Un point positif à l’actif de la CEDEAO est la libre circulation des personnes qui reste freinée par des procédures différentes selon les aéroports et pays. Le droit d’établissement reste lui aussi théorique.
Ces freins, nous les retrouvons à Kigali où seuls 27 pays ont signé le Protocole de l’Union africaine sur la libre circulation des personnes, qui complète la ZLECA en prévoyant pour les ressortissants des pays signataires la suppression des visas, le droit de résidence, le droit de créer des établissements professionnels.
La réserve par rapport à ce protocole exprime la peur irrationnelle du«plombier polonais» diagnostiquée dans le débat politique européen lors de l’élargissement de l’UE à l’Europe de l’Est.

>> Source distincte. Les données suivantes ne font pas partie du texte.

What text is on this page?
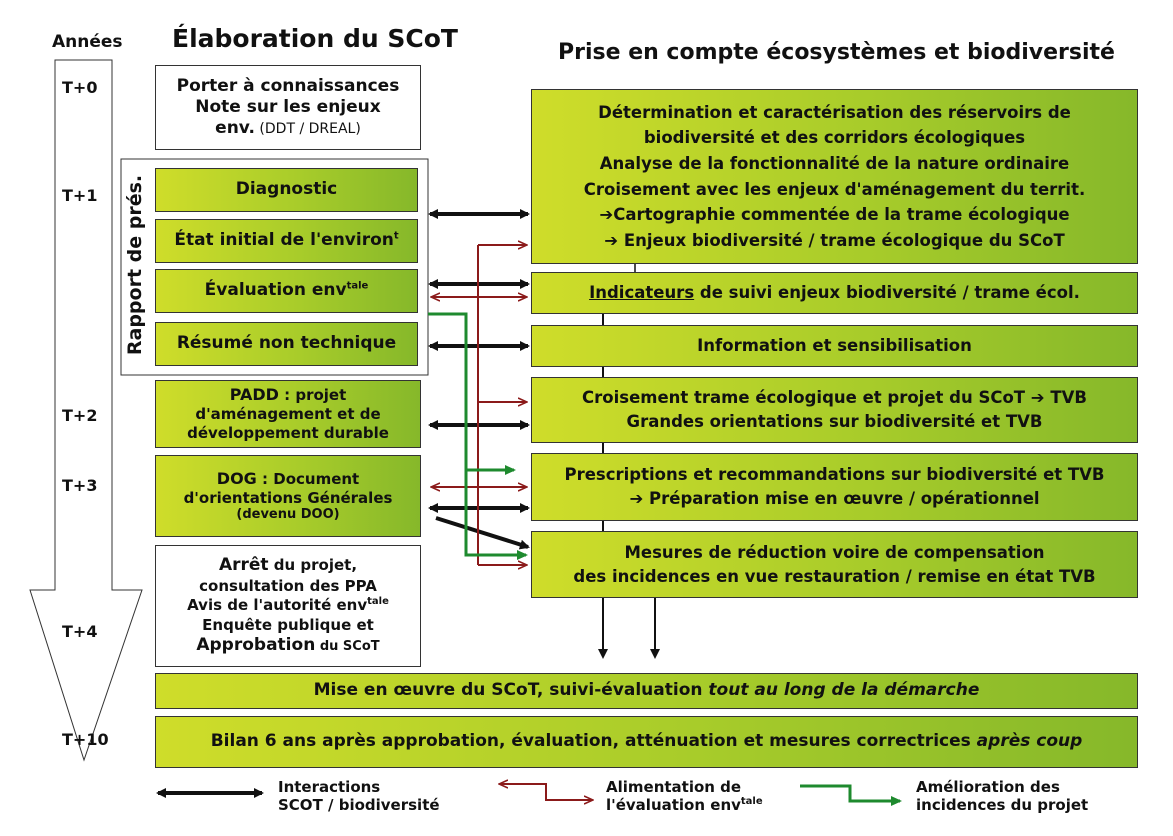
Années Élaboration du SCoT	Prise en compte écosystèmes et biodiversité
T+0
T+1
T+2
T+3
T+4
T+10
Rapport de prés.
Porter à connaissances
Note sur les enjeux
env. (DDT / DREAL)
Diagnostic
État initial de l'environ$^t$
Évaluation env$^{tale}$
Résumé non technique
PADD : projet
d'aménagement et de
développement durable
DOG : Document
d'orientations Générales
(devenu DOO)
Arrêt du projet,
consultation des PPA
Avis de l'autorité env$^{tale}$
Enquête publique et
Approbation du SCoT
Détermination et caractérisation des réservoirs de
biodiversité et des corridors écologiques
Analyse de la fonctionnalité de la nature ordinaire
Croisement avec les enjeux d'aménagement du territ.
➔Cartographie commentée de la trame écologique
➔ Enjeux biodiversité / trame écologique du SCoT
Indicateurs de suivi enjeux biodiversité / trame écol.
Information et sensibilisation
Croisement trame écologique et projet du SCoT ➔ TVB
Grandes orientations sur biodiversité et TVB
Prescriptions et recommandations sur biodiversité et TVB
➔ Préparation mise en œuvre / opérationnel
Mesures de réduction voire de compensation
des incidences en vue restauration / remise en état TVB
Mise en œuvre du SCoT, suivi-évaluation tout au long de la démarche
Bilan 6 ans après approbation, évaluation, atténuation et mesures correctrices après coup
Interactions
SCOT / biodiversité
Alimentation de
l'évaluation env$^{tale}$
Amélioration des
incidences du projet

Cette peur est encore forte dans l’univers de certains pays réfractaires à la ZLECA par une analyse purement statique.
Le dynamisme d’une telle union, sensée, selon la Commission économique africaine, accroître potentiellement le commerce intra-africain de 52,3% en éliminant les barrières tarifaires
et multiplier par deux le volume des échanges si les barrières non tarifaires sont également levées, mérite une analyse froide. Ces peurs irrationnelles au niveau continental parasitent au niveau régional, le débat intense sur l’adhesion du Maroc à la CEDEAO. Les industriels Ouest africains craignent d’être phagocytés par leurs homologues marocains
plus développés. Certes, mais le danger serait d’arrêter l’analyse à ce niveau.

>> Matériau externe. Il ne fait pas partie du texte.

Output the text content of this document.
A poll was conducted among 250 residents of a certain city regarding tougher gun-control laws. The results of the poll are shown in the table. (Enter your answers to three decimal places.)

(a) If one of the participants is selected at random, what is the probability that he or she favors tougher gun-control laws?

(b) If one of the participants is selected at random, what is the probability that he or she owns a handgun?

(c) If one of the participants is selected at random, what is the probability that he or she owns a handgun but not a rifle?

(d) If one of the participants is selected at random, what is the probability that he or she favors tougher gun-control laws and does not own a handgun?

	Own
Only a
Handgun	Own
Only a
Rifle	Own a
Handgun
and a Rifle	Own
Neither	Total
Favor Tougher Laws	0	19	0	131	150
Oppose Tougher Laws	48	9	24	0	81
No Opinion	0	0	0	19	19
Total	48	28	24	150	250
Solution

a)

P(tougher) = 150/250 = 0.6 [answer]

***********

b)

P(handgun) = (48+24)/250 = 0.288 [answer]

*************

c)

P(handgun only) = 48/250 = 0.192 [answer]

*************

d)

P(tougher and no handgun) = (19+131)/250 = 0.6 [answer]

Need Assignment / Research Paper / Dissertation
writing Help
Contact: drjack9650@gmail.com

C’est aux négociateurs de la CEDEAO et du Maroc de donner un sens à leur convergence en favorisant l’établissement
des joint venture pour la transformation des matières premières, le transfert de technologie et la mise en place de diverses règles bénéfiques aux deux parties. Car, avec ou sans le Maroc, l’embryon de l’industrie du textile habillement Ouest-africain a disparu face aux produits chinois bon marché et aux ballots des habits usagers en provenance des USA. Avec ou sans le Maroc, le secteur du BTP est dominé par les chinois et les turcs faute, là aussi, de règles propices aux opérateurs locaux.

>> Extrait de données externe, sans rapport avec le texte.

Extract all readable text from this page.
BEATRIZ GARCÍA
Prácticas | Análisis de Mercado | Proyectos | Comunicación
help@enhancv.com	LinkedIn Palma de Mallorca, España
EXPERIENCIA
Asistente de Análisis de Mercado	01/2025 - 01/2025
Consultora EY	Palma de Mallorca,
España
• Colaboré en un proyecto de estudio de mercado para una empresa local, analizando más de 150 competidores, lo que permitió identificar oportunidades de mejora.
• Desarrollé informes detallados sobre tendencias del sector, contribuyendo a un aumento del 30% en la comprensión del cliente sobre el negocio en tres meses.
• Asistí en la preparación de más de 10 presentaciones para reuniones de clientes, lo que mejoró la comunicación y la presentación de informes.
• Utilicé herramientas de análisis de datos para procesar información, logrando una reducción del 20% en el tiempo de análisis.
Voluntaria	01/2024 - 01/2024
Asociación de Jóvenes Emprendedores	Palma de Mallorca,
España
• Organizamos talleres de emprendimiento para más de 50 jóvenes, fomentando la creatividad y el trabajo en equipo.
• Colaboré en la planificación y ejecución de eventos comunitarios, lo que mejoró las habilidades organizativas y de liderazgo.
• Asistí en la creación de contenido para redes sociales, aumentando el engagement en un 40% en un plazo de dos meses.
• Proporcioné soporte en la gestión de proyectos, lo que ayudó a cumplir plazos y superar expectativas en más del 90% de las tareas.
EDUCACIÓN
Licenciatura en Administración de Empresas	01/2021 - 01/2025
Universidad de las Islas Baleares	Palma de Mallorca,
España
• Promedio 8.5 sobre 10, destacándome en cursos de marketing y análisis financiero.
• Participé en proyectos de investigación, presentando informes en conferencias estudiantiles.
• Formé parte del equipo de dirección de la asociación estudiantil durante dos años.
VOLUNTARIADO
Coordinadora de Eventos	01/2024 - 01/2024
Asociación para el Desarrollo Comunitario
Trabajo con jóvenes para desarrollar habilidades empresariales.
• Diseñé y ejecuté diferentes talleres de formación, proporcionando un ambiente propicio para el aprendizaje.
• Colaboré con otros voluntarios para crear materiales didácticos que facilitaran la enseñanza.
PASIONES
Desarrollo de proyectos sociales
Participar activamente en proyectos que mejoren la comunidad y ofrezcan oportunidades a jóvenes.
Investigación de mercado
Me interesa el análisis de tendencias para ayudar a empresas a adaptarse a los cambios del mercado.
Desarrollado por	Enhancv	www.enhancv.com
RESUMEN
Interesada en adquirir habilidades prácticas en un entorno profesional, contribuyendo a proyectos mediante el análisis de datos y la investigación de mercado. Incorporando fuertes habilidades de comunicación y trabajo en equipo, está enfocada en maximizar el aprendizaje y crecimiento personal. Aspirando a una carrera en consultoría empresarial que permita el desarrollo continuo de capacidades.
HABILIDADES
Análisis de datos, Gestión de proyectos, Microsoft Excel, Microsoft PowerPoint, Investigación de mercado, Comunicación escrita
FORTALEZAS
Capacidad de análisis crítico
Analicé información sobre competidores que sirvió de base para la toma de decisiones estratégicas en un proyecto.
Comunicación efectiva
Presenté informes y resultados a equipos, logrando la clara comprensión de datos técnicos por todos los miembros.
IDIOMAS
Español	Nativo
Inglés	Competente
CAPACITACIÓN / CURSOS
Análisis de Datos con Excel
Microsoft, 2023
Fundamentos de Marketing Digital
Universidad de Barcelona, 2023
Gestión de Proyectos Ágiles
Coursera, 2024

Par exemple, le Maroc exporte annuellement 1 million de dollars de produits agricoles vers le Sénégal dont 2/3 sont constitués de phosphates, le reste d’oranges provenant en généralement d’Agadir. Notons que le même Sénégal enregistre 6 milliards de dollars de déficit avec la Chine et 3,5 milliards de dollars avec la Turquie.
Peut être, qu’en conduisant des négociations techniques sérieuses et transparentes, la CEDEAO, pourra entériner des schémas de partenariat équilibré permettant aux privés marocains et ouest-africains d’unir leurs forces dans la transformation des produits agricoles locaux,
du cacao ivoirien (5% seulement transformés localement ) à la noix de cajou et aux mangues.
Déjà signataire de plusieurs accords avec les pays de la CEDEAO, l’adhésion du Maroc, premier investisseur dans la région, ne fait en fait que légaliser un concubinage en mariage en bonne et due forme.
Sur le plan macroéconomique, le Maroc et le Nigeria formeraient ce couple franco-allemand sensé tirer toute la sous région vers le haut. Peut être, pour matérialiser
ce rêve, la CEDEAO aura besoin de se doter d’un ministère des Affaires étrangères, afin d’unifier sa vision politique et de présenter un front uni dans les négociations internationales. La désastreuse division manifestée à Bruxelles lors de la négociation sur les APE l’a montré, sans convergence politique, la convergence économique reste précaire.